- Folha de S. Paulo
Ministro não está entre os que aderiram ao bolsonarismo para moderá-lo
Em 2018, Paulo Guedes disse à jornalista Malu Gaspar, da revista Piauí, que Bolsonaro havia se tornado “um animal completamente diferente”. Foi a pior avaliação de risco zoológico desde a do cara que não cozinhou direito o morcego.
Guedes não está entre os que podem dizer que aderiram ao bolsonarismo para moderá-lo. Aderiu cedo, quando Bolsonaro ainda era fraco, e serviu de álibi para que a elite o apoiasse. “Álibi”, não “razão”: pouco depois do impeachment, pesquisas mostravam Bolsonaro muito melhor entre os ricos do que entre os pobres. Paulo Skaf, a Sara Winter da burguesia, está aí para provar o quanto foi fácil convencê-los.
Mas digamos que, depois da eleição, Guedes tivesse conseguido moderar Bolsonaro e aplicar seu programa com sucesso. Teria sido preciso reconhecer que jogou certo.
Pois é, não.
Guedes como moderador de Bolsonaro foi um fracasso. Digo-lhe o mesmo que já disse para os militares: se isto aí é a versão moderada, o que foi que vocês apoiaram em 2018? Guedes ficou lá durante as ameaças de golpe, subestimou a pandemia junto com Bolsonaro (“com 4 ou 5 bilhões a gente derrota”) e talvez tenha perdido a última chance de sair com alguma aparência de dignidade quando não se demitiu com Moro.
Os resultados econômicos não vieram. O crescimento de 2019 foi muito menor do que as projeções do início do ano. Não, não estávamos voando antes da pandemia. O Comitê de Datação de Ciclos Econômicos da FGV mostrou que o Brasil já entrava em recessão no primeiro trimestre de 2020.
Guedes tampouco foi responsável por aprovar qualquer reforma. A da Previdência foi tocada por Rodrigo Maia, o marco do saneamento foi tocado por Tasso Jereissati. Na tributária, Guedes conseguiu uma façanha: propôs a nova CPMF, vetada pelo Planalto, o que faz dele o único ministro contra quem Bolsonaro já teve razão.
Diante da pandemia, Guedes foi salvo pelo Congresso, que aprovou um auxílio emergencial três vezes maior do que a proposta do governo. Ao que parece, é esse auxílio que vem sustentando a popularidade presidencial nas pesquisas à medida que a classe média lavajatista abandona Bolsonaro.

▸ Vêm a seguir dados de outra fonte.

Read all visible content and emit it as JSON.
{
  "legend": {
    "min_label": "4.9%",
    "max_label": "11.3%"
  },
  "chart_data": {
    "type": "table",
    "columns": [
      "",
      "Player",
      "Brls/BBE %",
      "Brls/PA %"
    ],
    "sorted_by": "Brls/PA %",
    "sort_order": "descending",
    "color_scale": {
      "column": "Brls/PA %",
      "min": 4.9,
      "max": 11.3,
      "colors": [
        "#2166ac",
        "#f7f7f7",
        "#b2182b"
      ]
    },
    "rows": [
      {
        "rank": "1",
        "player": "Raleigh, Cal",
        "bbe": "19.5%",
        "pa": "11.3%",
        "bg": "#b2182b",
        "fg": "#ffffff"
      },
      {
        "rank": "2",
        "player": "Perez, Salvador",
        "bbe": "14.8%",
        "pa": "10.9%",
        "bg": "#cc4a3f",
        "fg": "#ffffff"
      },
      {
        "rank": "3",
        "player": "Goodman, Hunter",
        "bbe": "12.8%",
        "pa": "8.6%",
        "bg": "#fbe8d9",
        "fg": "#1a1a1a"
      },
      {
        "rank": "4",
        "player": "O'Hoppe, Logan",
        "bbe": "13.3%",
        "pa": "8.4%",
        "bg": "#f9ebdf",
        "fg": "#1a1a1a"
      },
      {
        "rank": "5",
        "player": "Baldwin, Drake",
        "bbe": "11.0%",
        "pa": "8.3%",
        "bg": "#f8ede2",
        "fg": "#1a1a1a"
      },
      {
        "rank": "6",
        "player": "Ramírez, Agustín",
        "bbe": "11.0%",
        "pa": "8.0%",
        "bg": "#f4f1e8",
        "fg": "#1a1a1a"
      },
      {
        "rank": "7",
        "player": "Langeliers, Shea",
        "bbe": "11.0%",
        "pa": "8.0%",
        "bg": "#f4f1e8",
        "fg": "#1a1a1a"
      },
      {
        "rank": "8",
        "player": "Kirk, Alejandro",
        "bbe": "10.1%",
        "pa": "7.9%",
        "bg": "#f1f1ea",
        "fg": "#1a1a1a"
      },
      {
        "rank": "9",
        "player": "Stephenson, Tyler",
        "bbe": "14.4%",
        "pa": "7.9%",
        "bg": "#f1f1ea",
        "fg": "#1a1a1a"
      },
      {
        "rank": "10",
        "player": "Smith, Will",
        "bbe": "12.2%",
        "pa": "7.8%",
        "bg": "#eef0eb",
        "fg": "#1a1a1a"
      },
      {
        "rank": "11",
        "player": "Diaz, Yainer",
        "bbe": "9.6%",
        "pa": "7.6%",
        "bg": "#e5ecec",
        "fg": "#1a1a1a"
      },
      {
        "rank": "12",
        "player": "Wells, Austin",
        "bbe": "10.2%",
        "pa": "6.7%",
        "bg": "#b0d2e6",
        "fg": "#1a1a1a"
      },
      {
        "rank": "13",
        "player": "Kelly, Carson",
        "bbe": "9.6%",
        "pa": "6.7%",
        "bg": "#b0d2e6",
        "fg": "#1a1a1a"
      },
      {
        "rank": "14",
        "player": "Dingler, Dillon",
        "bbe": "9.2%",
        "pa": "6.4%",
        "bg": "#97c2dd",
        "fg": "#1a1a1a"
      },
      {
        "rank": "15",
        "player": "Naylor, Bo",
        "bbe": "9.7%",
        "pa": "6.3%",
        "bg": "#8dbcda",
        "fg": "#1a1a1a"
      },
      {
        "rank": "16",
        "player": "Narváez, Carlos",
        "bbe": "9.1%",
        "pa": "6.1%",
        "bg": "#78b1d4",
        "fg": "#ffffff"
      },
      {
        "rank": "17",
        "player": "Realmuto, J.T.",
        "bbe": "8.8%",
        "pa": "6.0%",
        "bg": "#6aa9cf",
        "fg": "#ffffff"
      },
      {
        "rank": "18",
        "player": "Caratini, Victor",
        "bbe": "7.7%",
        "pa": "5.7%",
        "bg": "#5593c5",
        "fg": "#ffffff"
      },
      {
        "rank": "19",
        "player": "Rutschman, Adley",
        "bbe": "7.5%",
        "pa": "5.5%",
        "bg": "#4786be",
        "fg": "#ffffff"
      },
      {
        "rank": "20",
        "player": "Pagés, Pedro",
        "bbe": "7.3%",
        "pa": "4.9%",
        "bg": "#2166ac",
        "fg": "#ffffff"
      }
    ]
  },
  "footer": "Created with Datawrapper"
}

A coisa toda é uma lição para o ministro da Economia.
Em 2018, ele gostava de se referir aos períodos PSDB e PT como se fossem uma coisa só, uma era social-democrata. Isso lhe dava pontos junto aos bolsonaristas, que haviam acabado de aprender, com Olavo de Carvalho, a expressão “socialismo fabiano”.
PT e PSDB nunca foram a mesma coisa. Porém Guedes tinha razão em um ponto: o eleitorado da Nova República demonstrou preferências social-democratas. Queria capitalismo com redistribuição de renda, escolhendo, em cada eleição, a combinação que lhe agradava. A eleição de Bolsonaro, que não parecia ser baseada em nada disso, parecia ter rompido o padrão.
Mas quando a crise bateu, quando a onda da Lava Jato passou, onde chegamos? Chegamos a Guedes desesperado tentando comprar legitimidade para suas reformas ampliando o Bolsa Família e taxando dividendos.
Sem a expectativa, que sempre foi infundada, de um grande salto econômico causado pelo fim súbito e sem custos da corrupção, o eleitorado volta a ser social-democrata.
Agora é ver quem vai ter mais dificuldades de se adaptar: Guedes para ser social ou Bolsonaro para ser democrata.
*Celso Rocha de Barros, Servidor federal, é doutor em sociologia pela Universidade de Oxford (Inglaterra).